Marathon coker unit loses tax-exempt bond eligibility

Published 12:00 am Saturday, December 30, 2000

Daniel Tyler Gooden

LAPLACE – The issuing of parish bonds for the new Marathon Petroleum coker plant was taken out of the hands of the St. John Parish Council Wednesday when Marathon said the company is no longer eligible for the tax- exempt bonds.
“To get tax exempt bonds the coke must be worth zero,” said Larry Echelberger, division manager for Marathon.
With the price of energy so high the coke has increased in value from less than zero to a market price of between 50 cents to $1, added Echelberger.
Marathon will continue to build the coker facility without use of the pollution- control bonds, which would have saved the company an estimated $2 million.
Marathon has already pre-sold five years worth of coke to a company in Kentucky for $11 a ton.
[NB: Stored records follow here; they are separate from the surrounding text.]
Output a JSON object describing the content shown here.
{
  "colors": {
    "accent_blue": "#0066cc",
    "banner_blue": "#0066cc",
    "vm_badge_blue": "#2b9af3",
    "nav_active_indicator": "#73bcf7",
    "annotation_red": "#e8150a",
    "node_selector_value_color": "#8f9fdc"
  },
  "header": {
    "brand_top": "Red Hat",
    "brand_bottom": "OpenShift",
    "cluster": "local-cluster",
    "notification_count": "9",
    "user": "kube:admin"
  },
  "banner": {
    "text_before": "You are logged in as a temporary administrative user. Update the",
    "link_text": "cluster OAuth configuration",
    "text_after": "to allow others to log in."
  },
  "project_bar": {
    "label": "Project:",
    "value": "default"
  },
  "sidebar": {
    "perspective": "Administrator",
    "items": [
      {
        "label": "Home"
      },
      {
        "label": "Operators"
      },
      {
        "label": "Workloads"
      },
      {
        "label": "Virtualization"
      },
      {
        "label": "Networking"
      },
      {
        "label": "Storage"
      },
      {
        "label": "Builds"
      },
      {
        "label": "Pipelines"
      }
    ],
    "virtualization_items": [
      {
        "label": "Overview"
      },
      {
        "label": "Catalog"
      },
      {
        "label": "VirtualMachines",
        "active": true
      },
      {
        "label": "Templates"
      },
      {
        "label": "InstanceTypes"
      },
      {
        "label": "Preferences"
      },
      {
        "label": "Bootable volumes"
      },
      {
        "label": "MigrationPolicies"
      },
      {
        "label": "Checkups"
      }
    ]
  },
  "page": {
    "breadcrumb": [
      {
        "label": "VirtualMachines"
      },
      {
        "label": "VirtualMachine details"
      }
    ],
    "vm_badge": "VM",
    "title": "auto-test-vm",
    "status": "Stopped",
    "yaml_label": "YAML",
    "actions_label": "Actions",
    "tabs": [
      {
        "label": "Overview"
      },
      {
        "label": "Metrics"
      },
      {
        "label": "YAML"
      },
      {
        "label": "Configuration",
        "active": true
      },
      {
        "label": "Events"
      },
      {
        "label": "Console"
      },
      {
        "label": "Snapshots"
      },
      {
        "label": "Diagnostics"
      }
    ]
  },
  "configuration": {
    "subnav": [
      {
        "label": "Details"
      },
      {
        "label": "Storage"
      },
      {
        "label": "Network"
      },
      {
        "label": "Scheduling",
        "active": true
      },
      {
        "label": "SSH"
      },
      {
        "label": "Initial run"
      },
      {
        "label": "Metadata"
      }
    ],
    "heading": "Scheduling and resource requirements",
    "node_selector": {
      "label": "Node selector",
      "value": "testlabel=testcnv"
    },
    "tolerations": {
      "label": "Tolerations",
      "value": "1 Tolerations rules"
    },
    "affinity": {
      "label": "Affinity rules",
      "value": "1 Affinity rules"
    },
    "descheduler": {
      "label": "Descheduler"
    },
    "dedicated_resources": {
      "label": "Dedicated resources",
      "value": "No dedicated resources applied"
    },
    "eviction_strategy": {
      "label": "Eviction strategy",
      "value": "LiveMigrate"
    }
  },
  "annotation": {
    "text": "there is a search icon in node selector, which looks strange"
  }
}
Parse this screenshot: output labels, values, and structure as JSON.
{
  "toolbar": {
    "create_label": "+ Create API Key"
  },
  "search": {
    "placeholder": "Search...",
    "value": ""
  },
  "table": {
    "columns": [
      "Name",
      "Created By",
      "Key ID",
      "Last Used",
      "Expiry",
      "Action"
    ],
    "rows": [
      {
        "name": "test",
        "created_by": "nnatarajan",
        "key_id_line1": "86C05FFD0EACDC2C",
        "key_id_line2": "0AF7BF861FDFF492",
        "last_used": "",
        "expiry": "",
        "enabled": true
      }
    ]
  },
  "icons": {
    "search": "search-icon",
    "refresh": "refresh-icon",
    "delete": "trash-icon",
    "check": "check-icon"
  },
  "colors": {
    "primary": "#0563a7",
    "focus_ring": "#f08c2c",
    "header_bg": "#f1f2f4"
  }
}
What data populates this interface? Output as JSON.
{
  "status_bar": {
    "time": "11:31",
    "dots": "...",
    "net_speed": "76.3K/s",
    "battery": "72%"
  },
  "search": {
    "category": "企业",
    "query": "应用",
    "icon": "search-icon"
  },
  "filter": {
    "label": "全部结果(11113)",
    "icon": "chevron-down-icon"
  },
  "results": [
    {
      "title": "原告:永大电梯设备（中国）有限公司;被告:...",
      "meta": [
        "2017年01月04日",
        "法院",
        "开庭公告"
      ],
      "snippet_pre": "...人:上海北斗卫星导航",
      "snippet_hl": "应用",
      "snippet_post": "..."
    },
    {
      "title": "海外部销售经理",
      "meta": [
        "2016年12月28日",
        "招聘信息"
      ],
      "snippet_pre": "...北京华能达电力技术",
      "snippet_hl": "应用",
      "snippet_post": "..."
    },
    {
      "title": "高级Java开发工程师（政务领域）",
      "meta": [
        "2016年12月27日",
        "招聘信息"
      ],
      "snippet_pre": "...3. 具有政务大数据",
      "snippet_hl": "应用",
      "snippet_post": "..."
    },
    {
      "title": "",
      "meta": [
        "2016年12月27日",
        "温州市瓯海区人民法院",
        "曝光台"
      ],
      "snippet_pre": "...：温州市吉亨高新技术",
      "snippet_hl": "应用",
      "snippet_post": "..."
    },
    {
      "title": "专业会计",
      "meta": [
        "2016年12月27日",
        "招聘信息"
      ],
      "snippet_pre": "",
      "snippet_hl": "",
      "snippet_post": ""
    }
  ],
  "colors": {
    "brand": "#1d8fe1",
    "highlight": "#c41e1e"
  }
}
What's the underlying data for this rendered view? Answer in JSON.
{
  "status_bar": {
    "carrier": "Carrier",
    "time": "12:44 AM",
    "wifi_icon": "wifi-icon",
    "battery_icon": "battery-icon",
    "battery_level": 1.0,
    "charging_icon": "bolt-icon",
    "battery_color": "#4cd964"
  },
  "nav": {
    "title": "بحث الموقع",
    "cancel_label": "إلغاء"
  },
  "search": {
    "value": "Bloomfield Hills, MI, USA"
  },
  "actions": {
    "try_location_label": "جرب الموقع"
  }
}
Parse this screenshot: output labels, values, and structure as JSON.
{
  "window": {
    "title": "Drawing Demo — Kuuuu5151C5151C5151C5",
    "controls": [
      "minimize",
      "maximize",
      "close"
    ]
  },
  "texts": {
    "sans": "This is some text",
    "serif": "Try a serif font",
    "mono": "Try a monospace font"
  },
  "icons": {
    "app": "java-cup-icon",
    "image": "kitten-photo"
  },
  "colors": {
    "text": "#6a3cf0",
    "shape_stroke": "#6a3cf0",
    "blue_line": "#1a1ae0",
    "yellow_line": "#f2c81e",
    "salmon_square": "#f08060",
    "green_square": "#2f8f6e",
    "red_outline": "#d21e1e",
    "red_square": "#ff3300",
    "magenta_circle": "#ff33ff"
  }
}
Costs associated with transporting the coke may run the sale into the red.
“Were just happy that the coke is worth more,” said Echelberger.
The parish council had voted unanimously in favor of issuing the bonds earlier this month. The council agenda on Wednesday called for the issuing of an initial $6 million in bonds. The total bond issuing could have been up to $25 million if Marathon had been eligible.
Also Wednesday, the council voted to approve the 2001 budget. The budget increases parish spending, mostly in capital projects. The $25 million spending plan will cover such items as new sewer projects, drainage projects, new roads and road repairs. Some of the projected spending has yet to be outlined by the parish.
Parish President Nickie Monica expects $26.3 million in revenues in the coming year, $300,000 more than this past year.